Rispetto alla struttura dell’AIKS, quali sono le categorie maggiormente rappresentate? L’AIKS è composta principalmente da piccoli agricoltori, affittuari, contadini o contadini ricchi?
Non siamo in alcun modo il sindacato dei proprietari. I nostri militanti sono soprattutto braccianti agricoli, piccoli e medi agricoltori alleati con i contadini ricchi, ma nonostante questo per noi l’avanguardia deve essere costituita dai piccoli contadini, perché rappresentano il 95% dei contadini indiani. Per piccoli contadini intendiamo persone che possiedono un acro o meno; inoltre, questi lavorano anche nei campi di altre persone per poter raggiungere un reddito sostenibile. In questo senso c’è molta semi-proletarizzazione nel settore agricolo.
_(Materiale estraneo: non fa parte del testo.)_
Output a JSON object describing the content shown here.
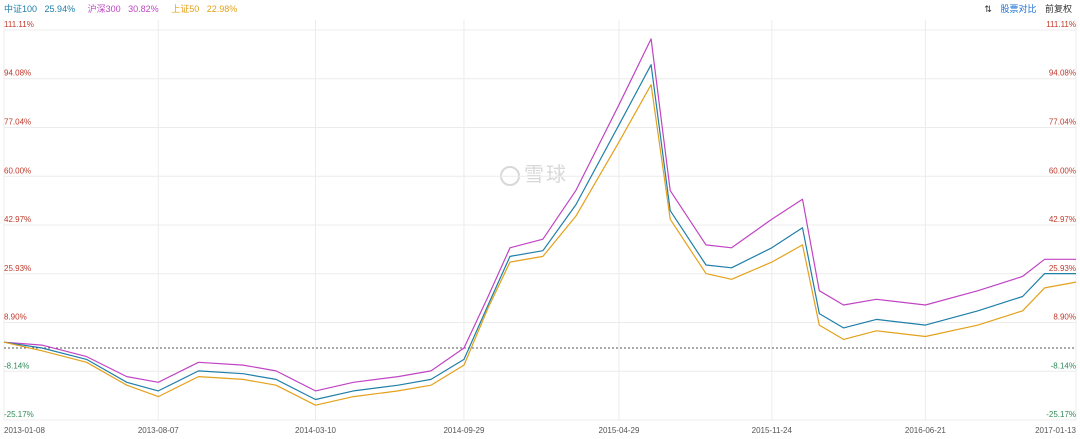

Quando abbiamo aderito al movimento, abbiamo avuto dubbi sulla partecipazione perché all’inizio il movimento era per lo più sovrarappresentato da grandi agricoltori che si erano uniti al movimento per preservare e aumentare i loro profitti. Ogni volta che si unisce un grande sindacato di agricoltori, fa molta confusione perché loro hanno risorse, hanno trattori e molti altri mezzi che i piccoli agricoltori non hanno. Inizialmente avevamo paura che questa rappresentazione avrebbe comportato l’abbandono del movimento da parte di braccianti e piccoli proprietari.